Urteil vom 10. Juni 2010
II. sozialrechtliche Abteilung

Besetzung
Bundesrichter U. Meyer, Präsident,
Bundesrichter Borella, Seiler,
Gerichtsschreiberin Keel Baumann.

Verfahrensbeteiligte
Q.________, vertreten durch
Rechtsanwalt Tomas Kempf,
Beschwerdeführer,

gegen

IV-Stelle des Kantons Zürich,
Röntgenstrasse 17, 8005 Zürich,
Beschwerdegegnerin.

Gegenstand
Invalidenversicherung,

Beschwerde gegen den Entscheid des Sozialversicherungsgerichts des Kantons
Zürich
vom 29. September 2009.

Sachverhalt:

A.
Der 1964 geborene Q.________ war als Bauarbeiter tätig. Im Juni 1992 meldete er
sich bei der Invalidenversicherung zum Leistungsbezug an. Die IV-Stelle des
Kantons Zürich sprach ihm (mit nicht bei den Akten liegender, unauffindbarer
Verfügung) eine ganze Rente zu und bestätigte diese wiederholt revisionsweise
(Verfügungen vom 12. November 1996 und vom 2. September 1997, Mitteilung vom 9.
August 2001). Ab 1. Januar 1995 arbeitete der Versicherte als Magaziner für die
Firma A.________ und anschliessend (ab 2001) bis zur auf Ende Juni 2007
erfolgten Kündigung in derselben Eigenschaft für die Firma E.________ GmbH.
Im Rahmen einer weiteren revisionsweisen Überprüfung des Rentenanspruchs gab
die IV-Stelle beim Zentrum X.________ ein Gutachten in Auftrag.
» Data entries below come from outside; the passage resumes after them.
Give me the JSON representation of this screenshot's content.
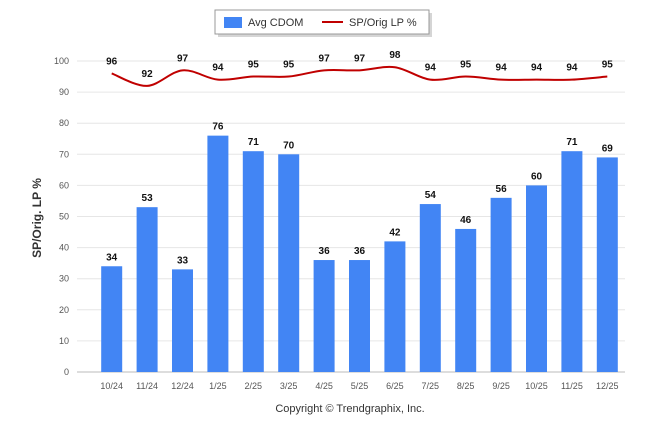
{
  "chart_data": {
    "type": "bar",
    "categories": [
      "10/24",
      "11/24",
      "12/24",
      "1/25",
      "2/25",
      "3/25",
      "4/25",
      "5/25",
      "6/25",
      "7/25",
      "8/25",
      "9/25",
      "10/25",
      "11/25",
      "12/25"
    ],
    "series": [
      {
        "name": "Avg CDOM",
        "type": "bar",
        "color": "#4285f4",
        "values": [
          34,
          53,
          33,
          76,
          71,
          70,
          36,
          36,
          42,
          54,
          46,
          56,
          60,
          71,
          69
        ]
      },
      {
        "name": "SP/Orig LP %",
        "type": "line",
        "color": "#c00000",
        "values": [
          96,
          92,
          97,
          94,
          95,
          95,
          97,
          97,
          98,
          94,
          95,
          94,
          94,
          94,
          95
        ]
      }
    ],
    "ylabel": "SP/Orig. LP %",
    "ylim": [
      0,
      100
    ],
    "yticks": [
      0,
      10,
      20,
      30,
      40,
      50,
      60,
      70,
      80,
      90,
      100
    ],
    "grid": true,
    "legend_placement": "top-center"
  },
  "footer": {
    "copyright": "Copyright © Trendgraphix, Inc."
  }
}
Gestützt auf
das am 3. Oktober 2007 erstattete Gutachten stellte sie, nach Durchführung des
Vorbescheidverfahrens, die Invalidenrente mit Wirkung auf Ende Februar 2008 ein
(Verfügung vom 24. Januar 2008).

B.
Die von Q.________ mit dem Antrag auf Weiterausrichtung einer ganzen Rente und
dem Eventualantrag auf Rückweisung der Sache zu weiteren Abklärungen erhobene
Beschwerde wies das Sozialversicherungsgericht des Kantons Zürich mit Entscheid
vom 29. September 2009 ab.

C.
Q.________ lässt Beschwerde in öffentlich-rechtlichen Angelegenheiten führen
und das Rechtsbegehren stellen, der kantonale Entscheid und die
Verwaltungsverfügung seien aufzuheben. Es sei ihm auch für die Zeit ab 1. März
2008 eine ganze Rente zuzusprechen. Eventualiter sei die Sache zu weiteren
Abklärungen und zur Neubeurteilung an die IV-Stelle, eventualiter die
Vorinstanz, zurückzuweisen.

Erwägungen:

1.
Die Beschwerde in öffentlich-rechtlichen Angelegenheiten (Art. 82 ff. BGG) kann
wegen Rechtsverletzung gemäss Art. 95 und 96 BGG erhoben werden. Das
Bundesgericht legt seinem Urteil den Sachverhalt zugrunde, den die Vorinstanz
festgestellt hat (Art. 105 Abs. 1 BGG). Es kann die Sachverhaltsfeststellung
der Vorinstanz nur berichtigen oder ergänzen, wenn sie offensichtlich unrichtig
ist oder auf einer Rechtsverletzung im Sinne von Art. 95 BGG beruht (Art. 105
Abs. 2 BGG). Diese gesetzliche Kognitionsbeschränkung in tatsächlicher Hinsicht
gilt namentlich für die Einschätzung der gesundheitlichen und leistungsmässigen
Verhältnisse (Art. 6 ATSG), wie sie sich im revisions- oder
neuanmeldungsrechtlich massgeblichen Vergleichszeitraum (BGE 133 V 108)
entwickelt haben (Urteil des Eidg. Versicherungsgerichts I 692/06 vom 19.
Dezember 2006 E. 3.1).

2.
Im angefochtenen Entscheid werden die Bestimmungen über den Begriff der
Invalidität (Art. 4 Abs. 1 IVG in Verbindung mit Art. 8 ATSG), den Umfang des
Rentenanspruchs (Art. 28 Abs. 1 IVG von vom 1. Januar 2004 bis 31. Dezember
2007 gültig gewesenen Fassung; Art. 28 Abs. 2 IVG in der seither in Kraft
stehenden Fassung) und die Rentenrevision (Art. 17 Abs. 1 ATSG) richtig
dargelegt. Darauf wird verwiesen.

3.
Zu beurteilen ist, ob der Gesundheitszustand des Beschwerdeführers im
massgeblichen Vergleichszeitraum zwischen der (unauffindbaren)
rentenzusprechenden und der -aufhebenden Verfügung vom 24. Januar 2008 eine
erhebliche, die Arbeitsfähigkeit beeinflussende Veränderung erfahren hat.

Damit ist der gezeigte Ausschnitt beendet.